Another week down, another week less to go. It’s been a wonderful but stressful journey. All the struggles, all the hard times, all the good times and the sweet moments will culminate with the birth of our beautiful son. And if you ask me, it’s all worth it!
Today, I put my hand on my girlfriends belly and to my pleasant surprise, I could feel our son’s body(or head). It gave me a glimpse into how it will feel once he’s here and I’m holding him. In my conscious mind, I know that I have a baby on the way and that he’ll be here hanging out with us in about 3 months, but in my subconscious, his arrival is slowly sinking in. Moments like the one earlier today, where I could feel his body are the moments that allow my subconscious to gradually believe that our baby is coming. I’m sure that by the time he’s born and we’re in his presence, my subconscious will know that he’s real. I can’t wait for that moment. The greatest gift ever, our perfect baby will be here with us.

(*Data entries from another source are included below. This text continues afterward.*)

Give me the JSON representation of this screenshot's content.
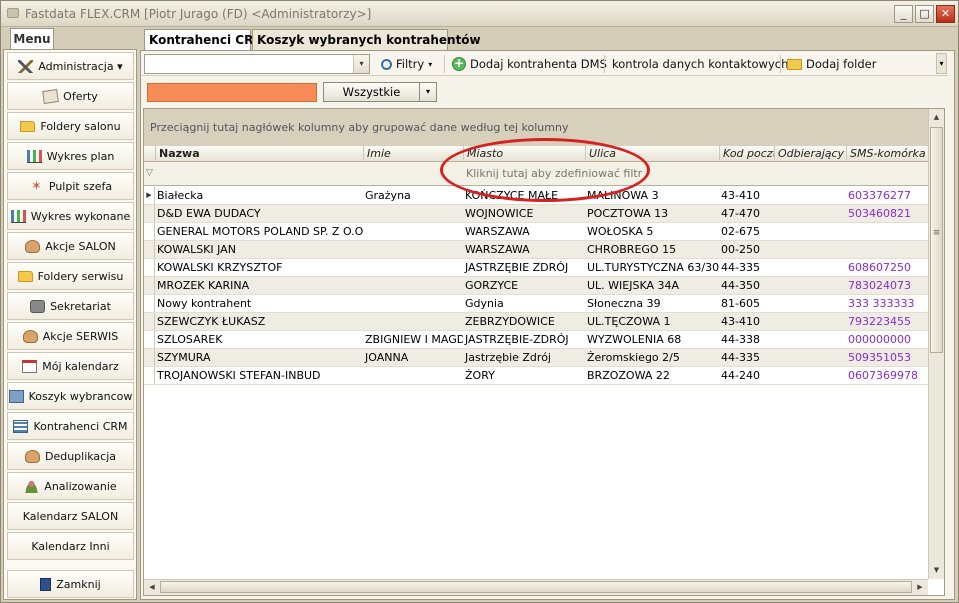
{
  "window": {
    "title": "Fastdata FLEX.CRM [Piotr Jurago (FD) <Administratorzy>]",
    "min_glyph": "_",
    "max_glyph": "□",
    "close_glyph": "✕"
  },
  "sidebar": {
    "tab_label": "Menu",
    "items": [
      {
        "label": "Administracja ▾",
        "icon": "tools-icon"
      },
      {
        "label": "Oferty",
        "icon": "offers-icon"
      },
      {
        "label": "Foldery salonu",
        "icon": "folder-icon"
      },
      {
        "label": "Wykres plan",
        "icon": "chart-icon"
      },
      {
        "label": "Pulpit szefa",
        "icon": "star-icon"
      },
      {
        "label": "Wykres wykonane",
        "icon": "chart-icon"
      },
      {
        "label": "Akcje SALON",
        "icon": "hand-icon"
      },
      {
        "label": "Foldery serwisu",
        "icon": "folder-icon"
      },
      {
        "label": "Sekretariat",
        "icon": "phone-icon"
      },
      {
        "label": "Akcje SERWIS",
        "icon": "hand-icon"
      },
      {
        "label": "Mój kalendarz",
        "icon": "calendar-icon"
      },
      {
        "label": "Koszyk wybrancow",
        "icon": "basket-icon"
      },
      {
        "label": "Kontrahenci CRM",
        "icon": "grid-icon"
      },
      {
        "label": "Deduplikacja",
        "icon": "hand-icon"
      },
      {
        "label": "Analizowanie",
        "icon": "person-icon"
      },
      {
        "label": "Kalendarz SALON",
        "icon": ""
      },
      {
        "label": "Kalendarz Inni",
        "icon": ""
      },
      {
        "label": "Zamknij",
        "icon": "exit-icon"
      }
    ]
  },
  "tabs": {
    "active": "Kontrahenci CRM",
    "inactive": "Koszyk wybranych kontrahentów"
  },
  "toolbar": {
    "search_value": "",
    "filters_label": "Filtry",
    "filters_glyph": "▾",
    "add_dms_label": "Dodaj kontrahenta DMS",
    "contact_check_label": "kontrola danych kontaktowych",
    "add_folder_label": "Dodaj folder",
    "combo_glyph": "▾",
    "overflow_glyph": "▾"
  },
  "filterbar": {
    "color_tag": "#f58b57",
    "dropdown_value": "Wszystkie",
    "dropdown_glyph": "▾"
  },
  "grid": {
    "group_hint": "Przeciągnij tutaj nagłówek kolumny aby grupować dane według tej kolumny",
    "filter_hint": "Kliknij tutaj aby zdefiniować filtr",
    "filter_glyph": "▽",
    "current_row_glyph": "▶",
    "columns": [
      "Nazwa",
      "Imie",
      "Miasto",
      "Ulica",
      "Kod poczto",
      "Odbierający",
      "SMS-komórka"
    ],
    "rows": [
      [
        "Białecka",
        "Grażyna",
        "KOŃCZYCE MAŁE",
        "MALINOWA 3",
        "43-410",
        "",
        "603376277"
      ],
      [
        "D&D EWA DUDACY",
        "",
        "WOJNOWICE",
        "POCZTOWA 13",
        "47-470",
        "",
        "503460821"
      ],
      [
        "GENERAL MOTORS POLAND SP. Z O.O.",
        "",
        "WARSZAWA",
        "WOŁOSKA 5",
        "02-675",
        "",
        ""
      ],
      [
        "KOWALSKI JAN",
        "",
        "WARSZAWA",
        "CHROBREGO 15",
        "00-250",
        "",
        ""
      ],
      [
        "KOWALSKI KRZYSZTOF",
        "",
        "JASTRZĘBIE ZDRÓJ",
        "UL.TURYSTYCZNA 63/30",
        "44-335",
        "",
        "608607250"
      ],
      [
        "MROZEK KARINA",
        "",
        "GORZYCE",
        "UL. WIEJSKA 34A",
        "44-350",
        "",
        "783024073"
      ],
      [
        "Nowy kontrahent",
        "",
        "Gdynia",
        "Słoneczna 39",
        "81-605",
        "",
        "333 333333"
      ],
      [
        "SZEWCZYK ŁUKASZ",
        "",
        "ZEBRZYDOWICE",
        "UL.TĘCZOWA 1",
        "43-410",
        "",
        "793223455"
      ],
      [
        "SZLOSAREK",
        "ZBIGNIEW I MAGDA",
        "JASTRZĘBIE-ZDRÓJ",
        "WYZWOLENIA 68",
        "44-338",
        "",
        "000000000"
      ],
      [
        "SZYMURA",
        "JOANNA",
        "Jastrzębie Zdrój",
        "Żeromskiego 2/5",
        "44-335",
        "",
        "509351053"
      ],
      [
        "TROJANOWSKI STEFAN-INBUD",
        "",
        "ŻORY",
        "BRZOZOWA 22",
        "44-240",
        "",
        "0607369978"
      ]
    ],
    "scroll_up_glyph": "▲",
    "scroll_down_glyph": "▼",
    "scroll_left_glyph": "◀",
    "scroll_right_glyph": "▶",
    "scroll_grip_glyph": "≡"
  }
}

Something else I’ve realized in this process is that relationships can be very hard. Before we were pregnant, my girlfriend and I had gotten to a point where we knew each other very well. We depended on each other, it was almost like a marriage. After becoming pregnant, we were learning even more things about each other. Religion and family dynamics were now in play. It was almost like reading through the first edition of a book then when the second one came out, there were new stories and more chapters. The struggles were real and our rough patches were filled with hardships as we pushed ourselves along a sometimes seemingly endless tunnel, hoping there was light on the other end. And what do ya know…at the end of the tunnel there was a light brighter than the sun. Through all the rough patches and hardships, my girlfriend and I had emerged from the end of the tunnel in a better place than ever before. We were closer and seemingly on a different level in our relationship, a new plateau if you will. I truly believe that hardships bring people closer…if they are able to make it through them. We are getting stronger everyday. The struggle is real, but so is the love.

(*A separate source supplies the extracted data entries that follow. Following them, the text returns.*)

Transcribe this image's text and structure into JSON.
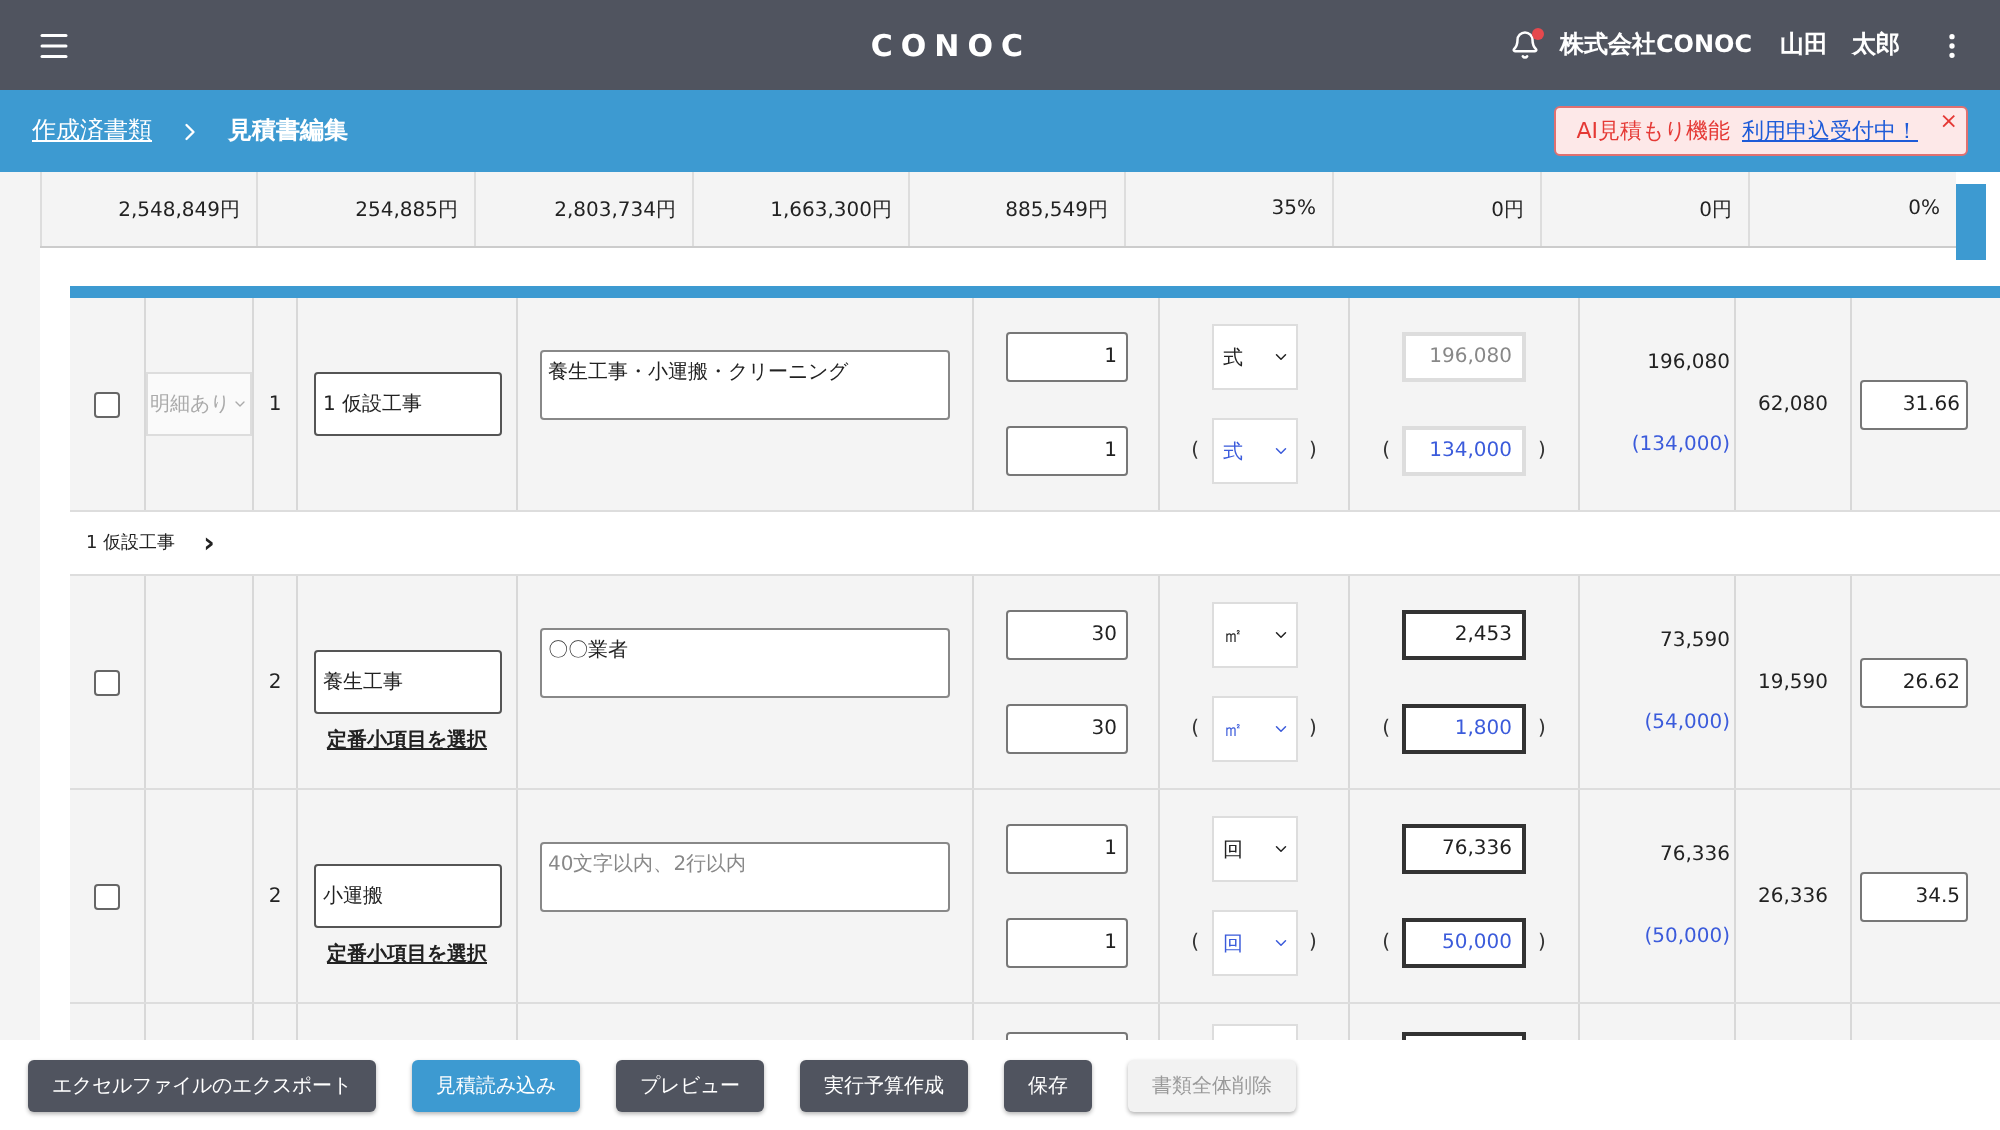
{
  "header": {
    "logo": "CONOC",
    "notification": true,
    "company": "株式会社CONOC",
    "user": "山田　太郎"
  },
  "breadcrumb": {
    "items": [
      {
        "label": "作成済書類",
        "link": true
      },
      {
        "label": "見積書編集",
        "link": false
      }
    ]
  },
  "notice": {
    "label": "AI見積もり機能",
    "link": "利用申込受付中！",
    "close": "×"
  },
  "summary": [
    "2,548,849円",
    "254,885円",
    "2,803,734円",
    "1,663,300円",
    "885,549円",
    "35%",
    "0円",
    "0円",
    "0%"
  ],
  "rows": [
    {
      "kind": "item",
      "checked": false,
      "detail_select": {
        "value": "明細あり",
        "disabled": true
      },
      "no": "1",
      "name": "1 仮設工事",
      "description": {
        "value": "養生工事・小運搬・クリーニング"
      },
      "qty": [
        "1",
        "1"
      ],
      "unit": [
        {
          "value": "式"
        },
        {
          "value": "式",
          "open": "(",
          "close": ")"
        }
      ],
      "price": [
        {
          "value": "196,080",
          "disabled": true,
          "highlighted": false
        },
        {
          "value": "134,000",
          "disabled": false,
          "highlighted": false,
          "open": "(",
          "close": ")"
        }
      ],
      "amount": [
        "196,080",
        "(134,000)"
      ],
      "profit": "62,080",
      "rate": "31.66"
    },
    {
      "kind": "group",
      "label": "1 仮設工事",
      "chevron": "›"
    },
    {
      "kind": "item",
      "checked": false,
      "no": "2",
      "name": "養生工事",
      "link": "定番小項目を選択",
      "description": {
        "value": "〇〇業者"
      },
      "qty": [
        "30",
        "30"
      ],
      "unit": [
        {
          "value": "㎡"
        },
        {
          "value": "㎡",
          "open": "(",
          "close": ")"
        }
      ],
      "price": [
        {
          "value": "2,453",
          "disabled": false,
          "highlighted": true
        },
        {
          "value": "1,800",
          "disabled": false,
          "highlighted": true,
          "open": "(",
          "close": ")"
        }
      ],
      "amount": [
        "73,590",
        "(54,000)"
      ],
      "profit": "19,590",
      "rate": "26.62"
    },
    {
      "kind": "item",
      "checked": false,
      "no": "2",
      "name": "小運搬",
      "link": "定番小項目を選択",
      "description": {
        "placeholder": "40文字以内、2行以内"
      },
      "qty": [
        "1",
        "1"
      ],
      "unit": [
        {
          "value": "回"
        },
        {
          "value": "回",
          "open": "(",
          "close": ")"
        }
      ],
      "price": [
        {
          "value": "76,336",
          "disabled": false,
          "highlighted": true
        },
        {
          "value": "50,000",
          "disabled": false,
          "highlighted": true,
          "open": "(",
          "close": ")"
        }
      ],
      "amount": [
        "76,336",
        "(50,000)"
      ],
      "profit": "26,336",
      "rate": "34.5"
    },
    {
      "kind": "cut"
    }
  ],
  "actions": [
    {
      "label": "エクセルファイルのエクスポート",
      "kind": "dark"
    },
    {
      "label": "見積読み込み",
      "kind": "primary"
    },
    {
      "label": "プレビュー",
      "kind": "dark"
    },
    {
      "label": "実行予算作成",
      "kind": "dark"
    },
    {
      "label": "保存",
      "kind": "dark"
    },
    {
      "label": "書類全体削除",
      "kind": "disabled"
    }
  ]
}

Now that we have our relationship back, we are truly ready to add to it. I know now that our son will be born into a family full of love. Knowing that my son is coming is forcing me to look at myself as a human being. I ask myself if I am ready to have a son. If I am strong enough as a man. The answer is yes and no. I’m strong enough and ready to be a father, but I know that I want to be better than I currently am…for him. I already feel like I’ve grown so much since finding out we were pregnant, but I feel like I still have a ways to go. Some of the growth will come after he’s born, I’m sure. Being a father is the weirdest mix of challenges and emotions behind those challenges. Usually, when I feel like I’m facing a challenge with high importance, I approach with anxiety and fear. Strangely in this case, the importance is greater than ever, but I am looking forward to the challenge. I’m actually eager to become a dad and to watch my son grow. I find myself longing to run around with him, picking him up and pretending that he’s flying as I smile proudly while out of breath and listening to him laugh. I can’t wait.